HRSJ 5010 Foundations of HRSJ

Dr. Rob Hanlon, Dr. Monica Sanchez

Foundations of Human Rights and Social Justice was a great starting point for the program. The whole focus was really about getting us comfortable with the big ideas and theories people use to talk about human rights. We spent a lot of time reading different articles and looking closely at how each author built their argument, which helped us pick up the language, tools, and confidence we needed to join the conversations ourselves.

Because it was an intro course, we covered a wide range of approaches -universalism vs. relativism, EDI, intersectionality, distributive justice, critical race theory, disability theory, feminist analysis, and the influence of social and political structures. It felt like a intensive introduction to the major lenses that are used to understand rights and justice.

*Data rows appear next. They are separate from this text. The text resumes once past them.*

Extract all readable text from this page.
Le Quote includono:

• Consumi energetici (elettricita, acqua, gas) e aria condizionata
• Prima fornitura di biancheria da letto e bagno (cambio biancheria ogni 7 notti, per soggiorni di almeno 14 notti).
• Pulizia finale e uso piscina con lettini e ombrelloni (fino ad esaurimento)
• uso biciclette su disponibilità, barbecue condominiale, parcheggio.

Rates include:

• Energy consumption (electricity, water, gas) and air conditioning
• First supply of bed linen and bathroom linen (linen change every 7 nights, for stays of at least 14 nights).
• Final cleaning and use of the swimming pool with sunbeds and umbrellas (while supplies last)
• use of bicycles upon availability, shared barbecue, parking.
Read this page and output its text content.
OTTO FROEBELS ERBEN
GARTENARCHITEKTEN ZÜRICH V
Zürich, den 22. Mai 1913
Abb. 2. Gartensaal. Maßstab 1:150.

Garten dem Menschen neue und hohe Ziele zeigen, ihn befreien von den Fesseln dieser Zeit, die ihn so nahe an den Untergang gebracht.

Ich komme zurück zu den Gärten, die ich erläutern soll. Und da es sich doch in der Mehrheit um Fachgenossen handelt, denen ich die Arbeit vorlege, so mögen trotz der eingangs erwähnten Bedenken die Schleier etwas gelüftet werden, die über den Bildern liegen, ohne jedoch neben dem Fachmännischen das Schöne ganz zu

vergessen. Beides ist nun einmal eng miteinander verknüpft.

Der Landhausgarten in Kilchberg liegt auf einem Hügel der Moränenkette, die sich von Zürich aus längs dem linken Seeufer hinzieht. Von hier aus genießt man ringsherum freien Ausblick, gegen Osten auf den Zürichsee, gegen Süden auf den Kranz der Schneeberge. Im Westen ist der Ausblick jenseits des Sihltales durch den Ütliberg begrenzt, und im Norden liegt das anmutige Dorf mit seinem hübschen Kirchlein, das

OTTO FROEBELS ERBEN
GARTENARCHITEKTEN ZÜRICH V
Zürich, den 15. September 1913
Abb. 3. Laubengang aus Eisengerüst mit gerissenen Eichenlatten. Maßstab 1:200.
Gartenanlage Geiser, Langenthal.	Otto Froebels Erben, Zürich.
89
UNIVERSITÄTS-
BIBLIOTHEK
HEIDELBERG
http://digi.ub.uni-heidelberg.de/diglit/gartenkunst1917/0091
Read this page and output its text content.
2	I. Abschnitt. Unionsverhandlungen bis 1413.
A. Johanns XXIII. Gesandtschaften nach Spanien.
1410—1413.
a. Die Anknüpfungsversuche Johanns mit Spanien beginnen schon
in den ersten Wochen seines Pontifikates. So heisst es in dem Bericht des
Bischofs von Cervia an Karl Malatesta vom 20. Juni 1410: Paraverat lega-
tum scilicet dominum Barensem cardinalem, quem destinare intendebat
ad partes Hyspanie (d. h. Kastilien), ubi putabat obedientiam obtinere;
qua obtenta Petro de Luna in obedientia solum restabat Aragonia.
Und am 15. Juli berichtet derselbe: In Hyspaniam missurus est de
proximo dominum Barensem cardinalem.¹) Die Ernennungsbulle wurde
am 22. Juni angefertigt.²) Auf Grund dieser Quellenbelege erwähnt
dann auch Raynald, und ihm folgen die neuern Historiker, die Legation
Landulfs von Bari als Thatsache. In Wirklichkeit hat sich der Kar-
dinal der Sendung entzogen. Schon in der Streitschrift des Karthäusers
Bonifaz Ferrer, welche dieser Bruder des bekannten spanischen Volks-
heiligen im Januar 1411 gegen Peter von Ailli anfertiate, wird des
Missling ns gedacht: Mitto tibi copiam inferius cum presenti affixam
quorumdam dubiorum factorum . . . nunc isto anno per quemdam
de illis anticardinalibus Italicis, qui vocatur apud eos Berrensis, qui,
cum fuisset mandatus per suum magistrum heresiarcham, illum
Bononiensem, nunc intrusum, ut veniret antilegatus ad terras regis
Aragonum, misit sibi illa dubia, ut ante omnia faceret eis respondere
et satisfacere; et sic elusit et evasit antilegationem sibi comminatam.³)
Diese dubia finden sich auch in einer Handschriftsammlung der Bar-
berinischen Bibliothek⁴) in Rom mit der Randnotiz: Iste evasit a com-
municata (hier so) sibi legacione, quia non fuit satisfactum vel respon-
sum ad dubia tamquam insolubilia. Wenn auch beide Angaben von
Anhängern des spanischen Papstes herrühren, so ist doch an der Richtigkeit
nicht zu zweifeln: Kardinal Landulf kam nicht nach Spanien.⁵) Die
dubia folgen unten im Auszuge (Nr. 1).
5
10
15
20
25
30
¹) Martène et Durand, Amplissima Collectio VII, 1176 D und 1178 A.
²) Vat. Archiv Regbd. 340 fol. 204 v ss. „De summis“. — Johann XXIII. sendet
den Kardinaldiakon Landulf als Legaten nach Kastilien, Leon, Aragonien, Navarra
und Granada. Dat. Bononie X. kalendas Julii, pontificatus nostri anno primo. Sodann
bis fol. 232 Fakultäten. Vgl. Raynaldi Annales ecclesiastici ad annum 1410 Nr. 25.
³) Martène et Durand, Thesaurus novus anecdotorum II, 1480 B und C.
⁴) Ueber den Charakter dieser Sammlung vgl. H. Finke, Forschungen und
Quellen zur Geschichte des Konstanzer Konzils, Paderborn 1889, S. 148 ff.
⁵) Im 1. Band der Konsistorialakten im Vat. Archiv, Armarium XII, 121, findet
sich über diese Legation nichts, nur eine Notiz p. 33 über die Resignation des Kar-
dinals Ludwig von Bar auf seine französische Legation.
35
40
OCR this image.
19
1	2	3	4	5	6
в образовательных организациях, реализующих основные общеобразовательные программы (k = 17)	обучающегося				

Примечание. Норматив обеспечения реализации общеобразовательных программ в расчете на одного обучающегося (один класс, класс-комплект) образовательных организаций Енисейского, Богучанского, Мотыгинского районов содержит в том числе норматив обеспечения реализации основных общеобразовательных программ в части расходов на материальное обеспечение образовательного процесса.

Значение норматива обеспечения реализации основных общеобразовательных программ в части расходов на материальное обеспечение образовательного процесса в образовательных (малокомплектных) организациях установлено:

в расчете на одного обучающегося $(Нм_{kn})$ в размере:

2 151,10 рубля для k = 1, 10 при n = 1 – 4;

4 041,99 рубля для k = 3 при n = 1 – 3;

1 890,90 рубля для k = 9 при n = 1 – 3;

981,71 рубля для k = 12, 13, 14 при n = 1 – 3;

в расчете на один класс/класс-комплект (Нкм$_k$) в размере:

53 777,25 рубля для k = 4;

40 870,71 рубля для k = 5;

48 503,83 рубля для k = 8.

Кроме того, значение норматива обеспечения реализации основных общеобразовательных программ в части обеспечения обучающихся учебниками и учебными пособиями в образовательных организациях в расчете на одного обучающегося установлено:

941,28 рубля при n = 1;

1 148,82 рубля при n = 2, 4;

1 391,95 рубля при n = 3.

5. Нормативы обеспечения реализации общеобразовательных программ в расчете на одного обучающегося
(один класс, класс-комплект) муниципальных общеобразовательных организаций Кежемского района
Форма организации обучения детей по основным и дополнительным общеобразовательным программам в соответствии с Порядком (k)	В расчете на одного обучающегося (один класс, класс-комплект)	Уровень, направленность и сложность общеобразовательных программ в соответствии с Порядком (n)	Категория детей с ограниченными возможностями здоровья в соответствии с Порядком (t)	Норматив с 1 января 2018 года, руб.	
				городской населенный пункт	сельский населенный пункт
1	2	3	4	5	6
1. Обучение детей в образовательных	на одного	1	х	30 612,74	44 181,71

The themes were just as broad. We touched on human rights law, activism and social movements, human rights procedures, torture and due process issues, standards and remedies, the duty to accommodate, access to justice, disability rights, Indigenous rights, decolonization and reconciliation, refugee and immigrant rights, intersecting forms of discrimination, international human rights instruments, governance, transnational politics, conflict resolution, humanitarian intervention, and peace education.

By the end, I felt like I had a solid foundation: the vocabulary, the concepts, and the ability to think critically about human rights issues from multiple angles. It really did what an introductory course should do: opened the door and gave us the tools to walk through it.